Sebagai tandingan Olimpiade, Bung Karno bahkan menyelenggarakan Ganefo (Games of the New Emerging Forces) yang diselenggarakan di Senayan, Jakarta pada tangal 10-22 November 1963. Pesta olahraga ini diikuti oleh 2.250 atlet dari 48 negara di Asia, Afrika, Eropa, dan Amerika Selatan, serta diliput sekitar 500 wartawan asing.
Teror Itu Apa?
Novelis Ceko, Milan Kundera menyatakan bahwa sejarah teror dan kekuasaan itu “seumur” homo-sapiens. Sejarah mencatat istilah teror pertama kali muncul dalam “Teror Cimbricus”, sebuh pernyataan darurat oleh Bangsa Romawi atas serangan Bangsa Cimbri pada tahun 105 sebelum Masehi. Kisah inilah yang menjadi acuan William Safire (seorang kolumnis New York Times yang beraliran konservatif) merumuskan akar bahasa teror berasal dari bahasa Latin “terrere” yang berarti menakut-nakuti. Kata teror kembali menyeruak pada zaman Revolusi Prancis. Peristiwa ini menjadi dasar pendapat bahwa kata Terorisme sendiri berasal dari Bahasa Prancis le terreur yang semula dipergunakan untuk menyebut tindakan pemerintah hasil Revolusi Perancis yang melakukan tindakan brutal dengan cara memenggal 40.000 orang yang dituduh melakukan kegiatan anti pemerintah. Selanjutnya kata terorisme dipergunakan untuk menyebut gerakan kekerasan anti pemerintah di Rusia. Di akhir abad ke-19, awal abad ke-20 dan menjelang PD-II, terorisme menjadi ‘teknik perjuangan’ revolusi.

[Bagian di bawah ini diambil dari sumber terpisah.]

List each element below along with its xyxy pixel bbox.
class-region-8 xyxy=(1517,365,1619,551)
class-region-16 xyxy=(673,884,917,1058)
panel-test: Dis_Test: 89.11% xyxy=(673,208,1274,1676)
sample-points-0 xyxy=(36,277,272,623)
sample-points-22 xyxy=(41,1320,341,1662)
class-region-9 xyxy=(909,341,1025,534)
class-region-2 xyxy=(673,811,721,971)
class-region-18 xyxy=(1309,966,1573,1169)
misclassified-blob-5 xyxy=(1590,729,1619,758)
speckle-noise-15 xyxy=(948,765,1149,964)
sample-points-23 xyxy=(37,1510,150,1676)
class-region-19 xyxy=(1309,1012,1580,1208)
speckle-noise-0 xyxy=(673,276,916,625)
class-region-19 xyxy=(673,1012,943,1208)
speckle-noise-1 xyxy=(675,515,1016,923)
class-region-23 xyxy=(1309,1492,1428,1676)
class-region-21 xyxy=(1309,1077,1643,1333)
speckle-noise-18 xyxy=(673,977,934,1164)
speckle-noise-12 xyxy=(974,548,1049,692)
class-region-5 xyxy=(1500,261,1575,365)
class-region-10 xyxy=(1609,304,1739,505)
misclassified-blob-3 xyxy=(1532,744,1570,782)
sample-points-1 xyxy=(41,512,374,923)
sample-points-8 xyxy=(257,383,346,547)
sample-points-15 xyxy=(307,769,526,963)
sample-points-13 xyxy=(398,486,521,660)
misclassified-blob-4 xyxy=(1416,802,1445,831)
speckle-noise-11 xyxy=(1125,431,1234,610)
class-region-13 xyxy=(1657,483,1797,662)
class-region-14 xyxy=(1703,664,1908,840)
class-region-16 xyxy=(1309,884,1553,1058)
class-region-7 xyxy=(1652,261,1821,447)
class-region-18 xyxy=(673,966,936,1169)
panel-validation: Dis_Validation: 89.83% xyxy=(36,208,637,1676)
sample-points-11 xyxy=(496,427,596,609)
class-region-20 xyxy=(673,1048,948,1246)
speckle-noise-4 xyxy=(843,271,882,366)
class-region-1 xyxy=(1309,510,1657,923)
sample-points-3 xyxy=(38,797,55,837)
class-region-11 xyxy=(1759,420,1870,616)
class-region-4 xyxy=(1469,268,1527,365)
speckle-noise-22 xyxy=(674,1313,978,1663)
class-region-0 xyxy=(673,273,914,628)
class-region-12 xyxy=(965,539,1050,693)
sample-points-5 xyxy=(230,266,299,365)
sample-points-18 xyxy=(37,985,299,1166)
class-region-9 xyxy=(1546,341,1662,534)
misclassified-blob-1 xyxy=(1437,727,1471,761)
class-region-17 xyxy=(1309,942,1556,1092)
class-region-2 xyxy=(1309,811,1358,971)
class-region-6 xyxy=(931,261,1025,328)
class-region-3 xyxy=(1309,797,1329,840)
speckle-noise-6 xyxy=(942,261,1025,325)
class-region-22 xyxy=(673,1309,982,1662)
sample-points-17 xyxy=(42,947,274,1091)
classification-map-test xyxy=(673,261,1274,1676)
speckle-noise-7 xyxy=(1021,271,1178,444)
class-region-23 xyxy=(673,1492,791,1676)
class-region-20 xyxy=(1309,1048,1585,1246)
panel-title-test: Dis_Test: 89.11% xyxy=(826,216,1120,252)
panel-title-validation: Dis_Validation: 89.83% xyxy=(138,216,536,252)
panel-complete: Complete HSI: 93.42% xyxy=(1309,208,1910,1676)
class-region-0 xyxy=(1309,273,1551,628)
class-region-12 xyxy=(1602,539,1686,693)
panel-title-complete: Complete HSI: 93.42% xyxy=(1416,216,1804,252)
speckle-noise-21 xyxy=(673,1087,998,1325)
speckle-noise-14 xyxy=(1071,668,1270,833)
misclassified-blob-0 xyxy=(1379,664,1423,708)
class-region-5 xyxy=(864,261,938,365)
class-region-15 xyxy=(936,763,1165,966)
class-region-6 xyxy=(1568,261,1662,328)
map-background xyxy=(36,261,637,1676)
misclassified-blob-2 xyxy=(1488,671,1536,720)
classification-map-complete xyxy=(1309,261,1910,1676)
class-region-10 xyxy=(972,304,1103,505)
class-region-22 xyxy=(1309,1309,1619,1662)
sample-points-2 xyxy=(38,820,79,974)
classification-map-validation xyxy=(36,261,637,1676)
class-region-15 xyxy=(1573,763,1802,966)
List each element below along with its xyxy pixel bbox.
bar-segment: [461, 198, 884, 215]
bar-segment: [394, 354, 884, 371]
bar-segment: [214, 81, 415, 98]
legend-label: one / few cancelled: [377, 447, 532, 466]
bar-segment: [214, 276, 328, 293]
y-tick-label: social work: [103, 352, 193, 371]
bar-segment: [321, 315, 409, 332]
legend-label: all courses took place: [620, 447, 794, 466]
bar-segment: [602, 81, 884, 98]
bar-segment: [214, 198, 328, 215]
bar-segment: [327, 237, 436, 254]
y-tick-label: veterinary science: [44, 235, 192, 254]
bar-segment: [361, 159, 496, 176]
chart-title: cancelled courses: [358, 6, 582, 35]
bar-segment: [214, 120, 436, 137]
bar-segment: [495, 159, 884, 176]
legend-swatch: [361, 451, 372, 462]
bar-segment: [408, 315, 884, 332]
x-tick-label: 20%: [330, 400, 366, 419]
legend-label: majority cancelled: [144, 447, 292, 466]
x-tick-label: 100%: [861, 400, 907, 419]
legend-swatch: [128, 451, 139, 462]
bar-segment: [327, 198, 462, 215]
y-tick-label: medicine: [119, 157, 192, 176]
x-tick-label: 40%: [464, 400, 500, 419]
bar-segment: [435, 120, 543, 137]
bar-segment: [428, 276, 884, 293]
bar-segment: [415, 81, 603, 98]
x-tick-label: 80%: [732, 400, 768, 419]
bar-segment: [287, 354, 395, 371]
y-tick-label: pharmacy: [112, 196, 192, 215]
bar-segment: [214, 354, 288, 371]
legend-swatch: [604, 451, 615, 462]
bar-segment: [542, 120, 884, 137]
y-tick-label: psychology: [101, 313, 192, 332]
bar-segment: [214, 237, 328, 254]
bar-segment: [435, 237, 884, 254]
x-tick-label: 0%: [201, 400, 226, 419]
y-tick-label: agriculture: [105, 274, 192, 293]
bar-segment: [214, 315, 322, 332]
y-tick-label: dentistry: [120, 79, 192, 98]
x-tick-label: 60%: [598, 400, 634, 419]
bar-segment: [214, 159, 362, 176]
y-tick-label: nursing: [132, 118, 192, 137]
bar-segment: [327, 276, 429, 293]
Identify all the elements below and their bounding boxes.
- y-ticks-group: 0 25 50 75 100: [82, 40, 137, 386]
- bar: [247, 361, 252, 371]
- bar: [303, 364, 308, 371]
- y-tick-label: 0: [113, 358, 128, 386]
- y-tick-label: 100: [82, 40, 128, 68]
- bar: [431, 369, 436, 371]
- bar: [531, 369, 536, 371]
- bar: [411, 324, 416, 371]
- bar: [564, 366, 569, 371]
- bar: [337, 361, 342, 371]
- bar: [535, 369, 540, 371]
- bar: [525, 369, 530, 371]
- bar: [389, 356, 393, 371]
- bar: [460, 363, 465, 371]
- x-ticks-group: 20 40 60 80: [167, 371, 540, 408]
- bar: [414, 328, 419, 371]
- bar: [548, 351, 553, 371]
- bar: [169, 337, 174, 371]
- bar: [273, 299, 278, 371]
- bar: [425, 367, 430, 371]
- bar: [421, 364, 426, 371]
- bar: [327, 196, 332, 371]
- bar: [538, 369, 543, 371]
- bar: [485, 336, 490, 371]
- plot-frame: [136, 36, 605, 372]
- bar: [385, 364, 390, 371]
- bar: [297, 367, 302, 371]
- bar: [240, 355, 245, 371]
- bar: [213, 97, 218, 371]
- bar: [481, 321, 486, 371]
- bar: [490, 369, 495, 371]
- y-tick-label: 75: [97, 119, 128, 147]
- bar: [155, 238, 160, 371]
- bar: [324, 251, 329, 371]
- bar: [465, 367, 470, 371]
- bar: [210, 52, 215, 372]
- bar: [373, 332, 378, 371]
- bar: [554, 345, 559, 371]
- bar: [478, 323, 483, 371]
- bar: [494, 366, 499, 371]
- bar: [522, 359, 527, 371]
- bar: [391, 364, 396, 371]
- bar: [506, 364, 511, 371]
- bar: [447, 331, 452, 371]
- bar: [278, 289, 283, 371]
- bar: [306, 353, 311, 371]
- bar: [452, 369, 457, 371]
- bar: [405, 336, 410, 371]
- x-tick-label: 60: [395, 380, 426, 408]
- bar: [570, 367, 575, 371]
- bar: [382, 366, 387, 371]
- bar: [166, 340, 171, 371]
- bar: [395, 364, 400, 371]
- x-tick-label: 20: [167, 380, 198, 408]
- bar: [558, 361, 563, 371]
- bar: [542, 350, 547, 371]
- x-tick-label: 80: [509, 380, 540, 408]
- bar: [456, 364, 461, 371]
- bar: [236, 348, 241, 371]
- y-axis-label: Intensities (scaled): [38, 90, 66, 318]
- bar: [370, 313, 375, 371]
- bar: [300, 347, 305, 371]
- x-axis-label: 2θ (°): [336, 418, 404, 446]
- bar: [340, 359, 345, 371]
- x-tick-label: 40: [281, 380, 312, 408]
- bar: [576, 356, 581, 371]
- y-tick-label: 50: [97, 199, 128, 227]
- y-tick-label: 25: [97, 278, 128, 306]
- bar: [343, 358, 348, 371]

Akan tetapi, istilah terorisme pada dekade 1970-an menunjuk fenomena yang beragam, dari ledakan bom di tempat-tempat publik sampai dengan kemiskinan dan kelaparan. Beberapa pemerintahan menambatkan stigma kepada lawan-lawan politik mereka sebagai ”teroris”. Istilah ”terorisme” jelas berkonotasi peyoratif, seperti istilah ”genosida” atau ”tirani”. Karena itulah, istilah ini sangat rentan untuk dipolitisasi.
Dalam rumusan Departemen Pertahanan AS pada tahun 1990, terorisme didefinisikan sebagai penggunaan ancaman yang tidak resmi dari sebuah kekuatan atau kekerasan terhadap individu-individu atau harta benda (property), bersifat memaksa dan mengintimidasi pemerintahan atau masyarakat, dalam rangka meraih tujuan politik, agama atau ideologi.
Menjadi Tuan Rumah di Negeri Sendiri
Indonesia dikenal sebagai negara yang rentan menjadi sasaran aksi-aksi terorisme. Pengeboman Bali 2002 merupakan salah satu pengalaman pertama Indonesia memburu terorisme. Berbagai aksi teror sampai pengeboman di kedutaan Australia di Kuningan hingga pengeboman di dua hotel Internasional, JW Marriot dan Ritz Carlton. Dan yang terbaru insiden Sarinah.
Akibatnya banyak negara yang menerbitkan travel warning ke Indonesia, salah satu yang paling rajin adalah Amerika, Belanda, Inggris dan sedikit negara di Asia melakukan hal serupa. Indonesia juga ditengarai sebagai salah satu sarang terorisme yang merupakan transnational organized crime yang ada di Asia Tenggara.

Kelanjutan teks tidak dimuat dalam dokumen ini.